On January 24, 2001 at 11:49:55, Ricardo Gibert wrote:

>On January 24, 2001 at 10:38:28, Robert Hyatt wrote:
>
>>On January 24, 2001 at 01:19:45, Uri Blass wrote:
>>
>>>On January 24, 2001 at 00:24:23, Robert Hyatt wrote:
>>>
>>>>On January 23, 2001 at 13:45:24, Gerrit Reubold wrote:
>>>>
>>>>>On January 22, 2001 at 16:02:56, Robert Hyatt wrote:
>>>>>
>>>>><big snip>
>>>>>
>>>>>>The problem is endgame knowledge.  A program _ought_ to know that if you have
>>>>>>a passer, then trade pieces to reach a won ending.  Only in this case, that
>>>>>>heuristic back-fires as it is black who ends up winning.  This is a _tough_
>>>>>>exception to handle...
>>>>>>
>>>>>>although a GM would tell you instantly "No I won't trade queens..."
>>>>>
>>>>>Hello all,
>>>>>
>>>>>I think stating that a GM would know instantly that trading queens lose is
>>>>>misguiding. One tempo decides whether the queen exchange loses or wins. Both a
>>>>>GM and a chess engine should calculate here and not simply trust their
>>>>>evaluation. Of course, "tell you instantly" could mean that the GM did the
>>>>>calculations unconsciuosly and super-fast, but I don't think it was meant this
>>>>>way.
>>>>>
>>>>
>>>>
>>>>I calculated it like this:
>>>>
>>>>1.  remove queens.  it is now white's move.  Can white force those connected
>>>>passers in?  not quickly.
>>>
>>>You need to calculate to find that not quickly enough.
>>>
>>>look at this position when the king is in h2 and not in h1:
>>>
>>>[D]6k1/2p5/4P3/p3PP2/1p1P4/7P/P6K/8 b - - 0 1
>>
>>OK.  Black is going to get a queen in 4 moves.  a4, b3, b2 and b1, or
>>a4, b3, bxa2 a1, or if white wastes one tempo, a4, b3 axb3 b2 and b1.   IE
>>if white ignores it, 4 moves, if white wastes one move, it takes 5, but that
>>is still 4 moves effectively.
>>
>>Now for black.
>>
>>Here I don't see any way for white to make a queen in 4 moves, or to make
>>moves that force black to move his king and delay his queening plan.  What am
>>I overlooking?
>
>d4-d5-d6-d7-d8 makes 4 effective moves for White.

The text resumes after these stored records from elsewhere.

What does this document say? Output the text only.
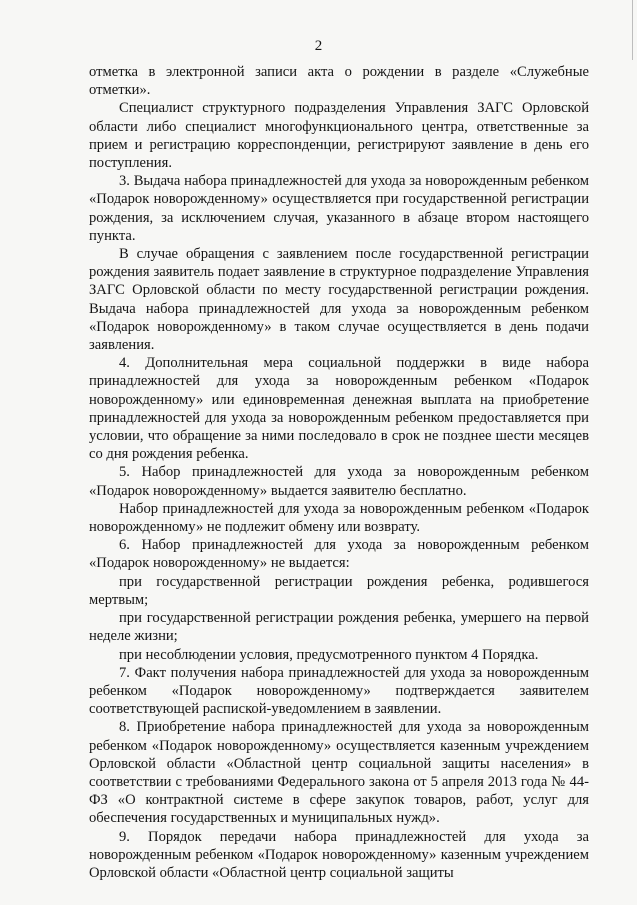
2

отметка в электронной записи акта о рождении в разделе «Служебные отметки».

Специалист структурного подразделения Управления ЗАГС Орловской области либо специалист многофункционального центра, ответственные за прием и регистрацию корреспонденции, регистрируют заявление в день его поступления.

3. Выдача набора принадлежностей для ухода за новорожденным ребенком «Подарок новорожденному» осуществляется при государственной регистрации рождения, за исключением случая, указанного в абзаце втором настоящего пункта.

В случае обращения с заявлением после государственной регистрации рождения заявитель подает заявление в структурное подразделение Управления ЗАГС Орловской области по месту государственной регистрации рождения. Выдача набора принадлежностей для ухода за новорожденным ребенком «Подарок новорожденному» в таком случае осуществляется в день подачи заявления.

4. Дополнительная мера социальной поддержки в виде набора принадлежностей для ухода за новорожденным ребенком «Подарок новорожденному» или единовременная денежная выплата на приобретение принадлежностей для ухода за новорожденным ребенком предоставляется при условии, что обращение за ними последовало в срок не позднее шести месяцев со дня рождения ребенка.

5. Набор принадлежностей для ухода за новорожденным ребенком «Подарок новорожденному» выдается заявителю бесплатно.

Набор принадлежностей для ухода за новорожденным ребенком «Подарок новорожденному» не подлежит обмену или возврату.

6. Набор принадлежностей для ухода за новорожденным ребенком «Подарок новорожденному» не выдается:

при государственной регистрации рождения ребенка, родившегося мертвым;

при государственной регистрации рождения ребенка, умершего на первой неделе жизни;

при несоблюдении условия, предусмотренного пунктом 4 Порядка.

7. Факт получения набора принадлежностей для ухода за новорожденным ребенком «Подарок новорожденному» подтверждается заявителем соответствующей распиской-уведомлением в заявлении.

8. Приобретение набора принадлежностей для ухода за новорожденным ребенком «Подарок новорожденному» осуществляется казенным учреждением Орловской области «Областной центр социальной защиты населения» в соответствии с требованиями Федерального закона от 5 апреля 2013 года № 44-ФЗ «О контрактной системе в сфере закупок товаров, работ, услуг для обеспечения государственных и муниципальных нужд».

9. Порядок передачи набора принадлежностей для ухода за новорожденным ребенком «Подарок новорожденному» казенным учреждением Орловской области «Областной центр социальной защиты
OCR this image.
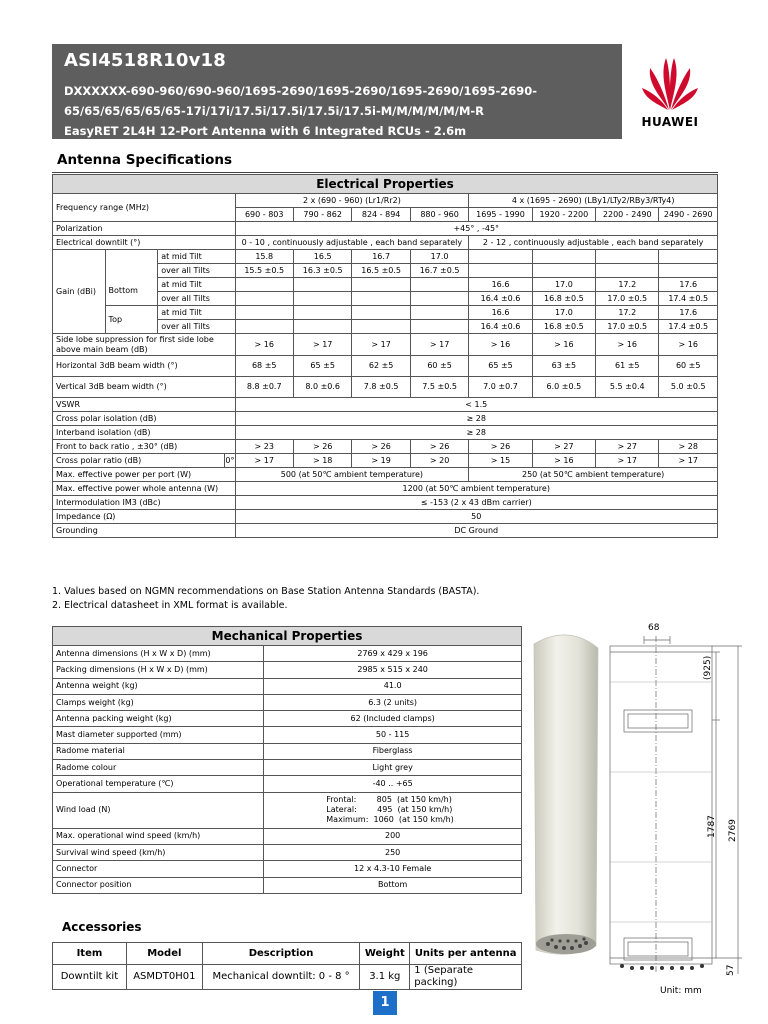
ASI4518R10v18
DXXXXXX-690-960/690-960/1695-2690/1695-2690/1695-2690/1695-2690-
65/65/65/65/65/65-17i/17i/17.5i/17.5i/17.5i/17.5i-M/M/M/M/M/M-R
EasyRET 2L4H 12-Port Antenna with 6 Integrated RCUs - 2.6m
HUAWEI
Antenna Specifications
Electrical Properties											
Frequency range (MHz)				2 x (690 - 960) (Lr1/Rr2)				4 x (1695 - 2690) (LBy1/LTy2/RBy3/RTy4)			
				690 - 803	790 - 862	824 - 894	880 - 960	1695 - 1990	1920 - 2200	2200 - 2490	2490 - 2690
Polarization				+45° , -45°							
Electrical downtilt (°)				0 - 10 , continuously adjustable , each band separately				2 - 12 , continuously adjustable , each band separately			
Gain (dBi)		at mid Tilt		15.8	16.5	16.7	17.0				
		over all Tilts		15.5 ±0.5	16.3 ±0.5	16.5 ±0.5	16.7 ±0.5				
	Bottom	at mid Tilt						16.6	17.0	17.2	17.6
		over all Tilts						16.4 ±0.6	16.8 ±0.5	17.0 ±0.5	17.4 ±0.5
	Top	at mid Tilt						16.6	17.0	17.2	17.6
		over all Tilts						16.4 ±0.6	16.8 ±0.5	17.0 ±0.5	17.4 ±0.5
Side lobe suppression for first side lobe above main beam (dB)				> 16	> 17	> 17	> 17	> 16	> 16	> 16	> 16
Horizontal 3dB beam width (°)				68 ±5	65 ±5	62 ±5	60 ±5	65 ±5	63 ±5	61 ±5	60 ±5
Vertical 3dB beam width (°)				8.8 ±0.7	8.0 ±0.6	7.8 ±0.5	7.5 ±0.5	7.0 ±0.7	6.0 ±0.5	5.5 ±0.4	5.0 ±0.5
VSWR				< 1.5							
Cross polar isolation (dB)				≥ 28							
Interband isolation (dB)				≥ 28							
Front to back ratio , ±30° (dB)				> 23	> 26	> 26	> 26	> 26	> 27	> 27	> 28
Cross polar ratio (dB)			0°	> 17	> 18	> 19	> 20	> 15	> 16	> 17	> 17
Max. effective power per port (W)				500 (at 50℃ ambient temperature)				250 (at 50℃ ambient temperature)			
Max. effective power whole antenna (W)				1200 (at 50℃ ambient temperature)							
Intermodulation IM3 (dBc)				≤ -153 (2 x 43 dBm carrier)							
Impedance (Ω)				50							
Grounding				DC Ground							
1. Values based on NGMN recommendations on Base Station Antenna Standards (BASTA).
2. Electrical datasheet in XML format is available.
Mechanical Properties	
Antenna dimensions (H x W x D) (mm)	2769 x 429 x 196
Packing dimensions (H x W x D) (mm)	2985 x 515 x 240
Antenna weight (kg)	41.0
Clamps weight (kg)	6.3 (2 units)
Antenna packing weight (kg)	62 (Included clamps)
Mast diameter supported (mm)	50 - 115
Radome material	Fiberglass
Radome colour	Light grey
Operational temperature (℃)	-40 .. +65
Wind load (N)	Frontal:        805  (at 150 km/h)
Lateral:        495  (at 150 km/h)
Maximum:  1060  (at 150 km/h)

Max. operational wind speed (km/h)	200
Survival wind speed (km/h)	250
Connector	12 x 4.3-10 Female
Connector position	Bottom
68
(925)
1787 2769
57
Unit: mm
Accessories
Item	Model	Description	Weight	Units per antenna
Downtilt kit	ASMDT0H01	Mechanical downtilt: 0 - 8 °	3.1 kg	1 (Separate packing)
1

You are right... I didn't look closely enough.  Black can't stop the white
pawn(s) from promoting...


>
>I set the position up with white having the three pawns and
>>king exactly as in your position, but black having a pawn on b5, which leaves
>>it with the same number of moves.  Crafty can't find a way for white to win
>>this...
>>
>>
>>
>>
>>>
>>>In this case white can force the connected pawns quickly enough because the
>>>passed pawns queens with check.
>>>>
>>>>2.  what about black's b-pawn?  Can white stop it?  no.
>>>>
>>>>moral:  don't trade queens _yet_.
>>>>
>>>>Crafty understands how to 'count squares' to see if a pawn can be caught or
>>>>not.  It just doesn't yet know how to apply that to 'candidate passers' since
>>>>it costs a couple of tempi to make the passer, then more to run it in.
>>>>
>>>>
>>>>
>>>>>Consider the following changes to the position after blacks 45.th move:
>>>>>
>>>>>(a) if the black a-pawn were on a6 instead of a5: 46. Qe6+ wins, but it is not
>>>>>obvious.
>>>>>(b) if the white King were on g2 instead on h1: 46. Qe6+ wins, even less
>>>>>obvious.
>>>>
>>>>these are easy (obvious) to me.  just ask "can the king reach the queening
>>>>square of the b pawn or not?"
>>>
>>>
>>>The king cannot reach the b pawn from g2 but white wins because black does not
>>>force a new queen with check and can do it only without check so white can
>>>promote one of the passed pawn to be a new queen and we get again a queen
>>>endgame.
>>>
>>>I think that programs should see that black has unstoppable passed pawn but
>>>should also see that white has unstoppable passed pawn and the only way to know
>>>which pawn is winning is by caculating.